Map showing Cambodia Pexels/Amar Preciado
Tankers

Supply cuts from China and Vietnam force Cambodia to look elsewhere for fuel

Vietnam, China restrict exports to ensure local availability

Reuters

Cambodia is importing more fuel from suppliers in Singapore and Malaysia to make up for supply shortfalls from Vietnam and China, its energy minister told Reuters on Wednesday, as the US-Israeli war on Iran squeezes fuel availability globally.

About a third of the 6,300 petrol stations in the country of nearly 18,000,000 people closed last week due to uncertainty over the impact of the conflict on fuel prices, but only 5.77 per cent are closed currently, Energy Minister Keo Rottanak told Reuters.

Vietnam and China have restricted fuel exports until at least the end of March to arrest potential domestic shortages. Cambodia and neighbouring Thailand stopped fuel trade after the onset of an armed conflict in July.

Thailand and Vietnam together accounted for over 60 per cent of Cambodia's annual petroleum product imports in 2024, while Singapore and Malaysia made up nearly a third and China accounted for around seven per cent, according to data from International Trade Centre, a Geneva-based UN-WTO trade agency.

Rottanak said Cambodia was boosting imports from Singapore and Malaysia due to export restrictions elsewhere, adding that existing suppliers are also trying to export fuel despite tightening supply.

"We're still able to import a little bit from China. But because we have strong partnerships with global suppliers Total and Chevron, they are able to mitigate some of the risk," he said in an interview with Reuters.

Rottanak did not provide specifics on when the supplies from Singapore and Malaysia would arrive, but said current fuel stockpiles were comparable to historical levels.

Gasoline and diesel exports from the two countries to Cambodia in the first 18 days of this month were 25 per cent higher than the same period last year, but 40 per cent lower than in the final 18 days of February, Kpler data showed.

Cambodia has no oil refinery, and has less than a month's supply of diesel, jet fuel, liquefied petroleum gas and petrol under normal conditions, Rottanak said.

"We are not yet 100 per cent insulated at this stage, but the inflow seems to be okay for the time being," he said.

Energy security through renewables, Australian LNG

Rottanak said the government held preliminary talks this month with Australia's Woodside Energy to secure liquefied natural gas (LNG) supplies for a 900-megawatt power plant expected to start generation next year, adding that Australian supplies helped hedge against geopolitical risks.

The US-Israeli war on Iran has choked LNG shipments to Asia and threatened to suppress LNG demand, as shipping through a major waterway that connects the Middle East to Asia has all but stopped and number two global exporter Qatar has halted shipments.

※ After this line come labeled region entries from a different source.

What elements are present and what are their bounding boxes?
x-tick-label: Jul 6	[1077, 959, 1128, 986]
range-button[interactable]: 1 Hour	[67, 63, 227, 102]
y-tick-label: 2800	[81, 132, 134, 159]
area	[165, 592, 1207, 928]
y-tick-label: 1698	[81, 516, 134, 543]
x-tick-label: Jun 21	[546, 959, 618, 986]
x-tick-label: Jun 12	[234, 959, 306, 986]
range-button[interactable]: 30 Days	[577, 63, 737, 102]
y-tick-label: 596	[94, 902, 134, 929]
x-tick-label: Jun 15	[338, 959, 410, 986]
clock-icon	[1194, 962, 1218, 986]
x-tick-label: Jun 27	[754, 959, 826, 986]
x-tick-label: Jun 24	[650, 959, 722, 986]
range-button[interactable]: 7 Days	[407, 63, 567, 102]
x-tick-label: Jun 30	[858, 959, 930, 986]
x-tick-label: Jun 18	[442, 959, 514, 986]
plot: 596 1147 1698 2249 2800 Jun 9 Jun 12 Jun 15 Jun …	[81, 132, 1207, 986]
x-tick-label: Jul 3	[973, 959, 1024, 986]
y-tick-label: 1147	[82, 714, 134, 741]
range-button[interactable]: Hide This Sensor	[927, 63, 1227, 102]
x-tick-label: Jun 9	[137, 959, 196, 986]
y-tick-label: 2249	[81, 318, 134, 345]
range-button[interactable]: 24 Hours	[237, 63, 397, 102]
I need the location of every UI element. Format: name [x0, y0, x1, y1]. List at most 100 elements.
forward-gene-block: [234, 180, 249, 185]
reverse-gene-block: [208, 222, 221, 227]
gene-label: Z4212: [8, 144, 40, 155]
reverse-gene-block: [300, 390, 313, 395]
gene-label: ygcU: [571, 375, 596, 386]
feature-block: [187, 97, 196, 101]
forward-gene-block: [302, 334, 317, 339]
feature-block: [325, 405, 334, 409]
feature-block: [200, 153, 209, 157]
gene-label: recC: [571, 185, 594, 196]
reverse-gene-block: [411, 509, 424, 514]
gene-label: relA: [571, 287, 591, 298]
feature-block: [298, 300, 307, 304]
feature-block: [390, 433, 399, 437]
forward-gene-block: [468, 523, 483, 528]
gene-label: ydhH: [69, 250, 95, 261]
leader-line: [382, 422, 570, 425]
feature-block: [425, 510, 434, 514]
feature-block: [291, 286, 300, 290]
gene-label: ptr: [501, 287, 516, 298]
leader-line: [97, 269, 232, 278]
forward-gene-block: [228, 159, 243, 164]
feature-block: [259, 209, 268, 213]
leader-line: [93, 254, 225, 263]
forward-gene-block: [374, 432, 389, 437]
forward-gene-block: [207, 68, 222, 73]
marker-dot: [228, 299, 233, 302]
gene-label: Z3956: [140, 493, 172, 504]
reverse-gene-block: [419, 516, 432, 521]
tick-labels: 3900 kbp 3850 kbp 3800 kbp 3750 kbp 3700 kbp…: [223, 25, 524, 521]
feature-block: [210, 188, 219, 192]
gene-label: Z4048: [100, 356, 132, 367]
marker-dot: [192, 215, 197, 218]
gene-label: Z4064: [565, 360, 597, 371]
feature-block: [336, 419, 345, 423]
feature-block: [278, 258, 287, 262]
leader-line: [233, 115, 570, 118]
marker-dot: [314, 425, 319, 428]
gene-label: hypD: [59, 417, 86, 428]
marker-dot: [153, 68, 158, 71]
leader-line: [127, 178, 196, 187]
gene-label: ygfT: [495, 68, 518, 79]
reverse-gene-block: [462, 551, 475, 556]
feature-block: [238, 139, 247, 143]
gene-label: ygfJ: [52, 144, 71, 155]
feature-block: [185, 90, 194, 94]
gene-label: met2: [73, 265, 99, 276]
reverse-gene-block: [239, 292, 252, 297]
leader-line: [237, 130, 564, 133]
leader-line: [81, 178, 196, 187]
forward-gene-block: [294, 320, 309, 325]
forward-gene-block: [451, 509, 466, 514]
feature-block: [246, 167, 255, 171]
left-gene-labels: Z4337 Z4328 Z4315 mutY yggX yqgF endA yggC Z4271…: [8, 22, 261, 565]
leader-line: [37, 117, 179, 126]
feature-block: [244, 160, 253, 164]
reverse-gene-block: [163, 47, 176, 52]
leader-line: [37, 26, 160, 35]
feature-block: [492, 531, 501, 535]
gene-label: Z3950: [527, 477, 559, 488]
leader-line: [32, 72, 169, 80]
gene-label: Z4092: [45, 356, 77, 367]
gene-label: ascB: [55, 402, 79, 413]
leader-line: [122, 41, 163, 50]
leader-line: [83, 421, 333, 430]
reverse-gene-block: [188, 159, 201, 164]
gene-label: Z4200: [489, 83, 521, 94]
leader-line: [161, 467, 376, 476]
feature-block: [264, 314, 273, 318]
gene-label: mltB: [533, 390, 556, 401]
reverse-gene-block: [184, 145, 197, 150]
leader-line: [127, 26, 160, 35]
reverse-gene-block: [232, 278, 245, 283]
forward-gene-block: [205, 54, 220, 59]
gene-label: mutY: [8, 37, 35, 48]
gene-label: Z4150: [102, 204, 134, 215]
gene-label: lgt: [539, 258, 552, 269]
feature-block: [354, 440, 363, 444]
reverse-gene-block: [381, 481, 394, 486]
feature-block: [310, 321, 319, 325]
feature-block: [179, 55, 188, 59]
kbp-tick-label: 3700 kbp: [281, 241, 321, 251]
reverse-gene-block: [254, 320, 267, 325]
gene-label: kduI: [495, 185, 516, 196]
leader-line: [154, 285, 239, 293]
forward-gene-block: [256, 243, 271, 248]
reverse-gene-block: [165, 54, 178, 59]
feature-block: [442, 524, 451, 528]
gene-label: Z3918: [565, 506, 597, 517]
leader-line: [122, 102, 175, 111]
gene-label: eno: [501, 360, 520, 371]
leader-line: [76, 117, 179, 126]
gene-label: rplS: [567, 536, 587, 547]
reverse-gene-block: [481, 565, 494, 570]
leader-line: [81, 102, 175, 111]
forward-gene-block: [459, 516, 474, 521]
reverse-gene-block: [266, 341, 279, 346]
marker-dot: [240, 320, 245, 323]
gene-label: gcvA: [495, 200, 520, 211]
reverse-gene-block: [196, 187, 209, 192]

"In light of our commitment to diversify, we have been talking with Australia's Woodside to potentially supply LNG for our first-ever LNG-fired power plant," he said.

Woodside declined to comment.

Cambodia has been partly shielded from the shock by a rapid buildout of renewable energy, Rottanak said, adding that fuel imports have largely remained stable from 2022 levels due to renewables-led electrification.

"Because of renewable energy, we are in a way less susceptible to 100 per cent shock from the oil in the Middle East," he said, adding that the conflict highlights the need to expedite interconnection grids of countries in the Association of Southeast Asian Nations (ASEAN).

"Situations like this should remind all of us that an ASEAN power grid is the way to go. We would be much, much more resilient than we are today," he said.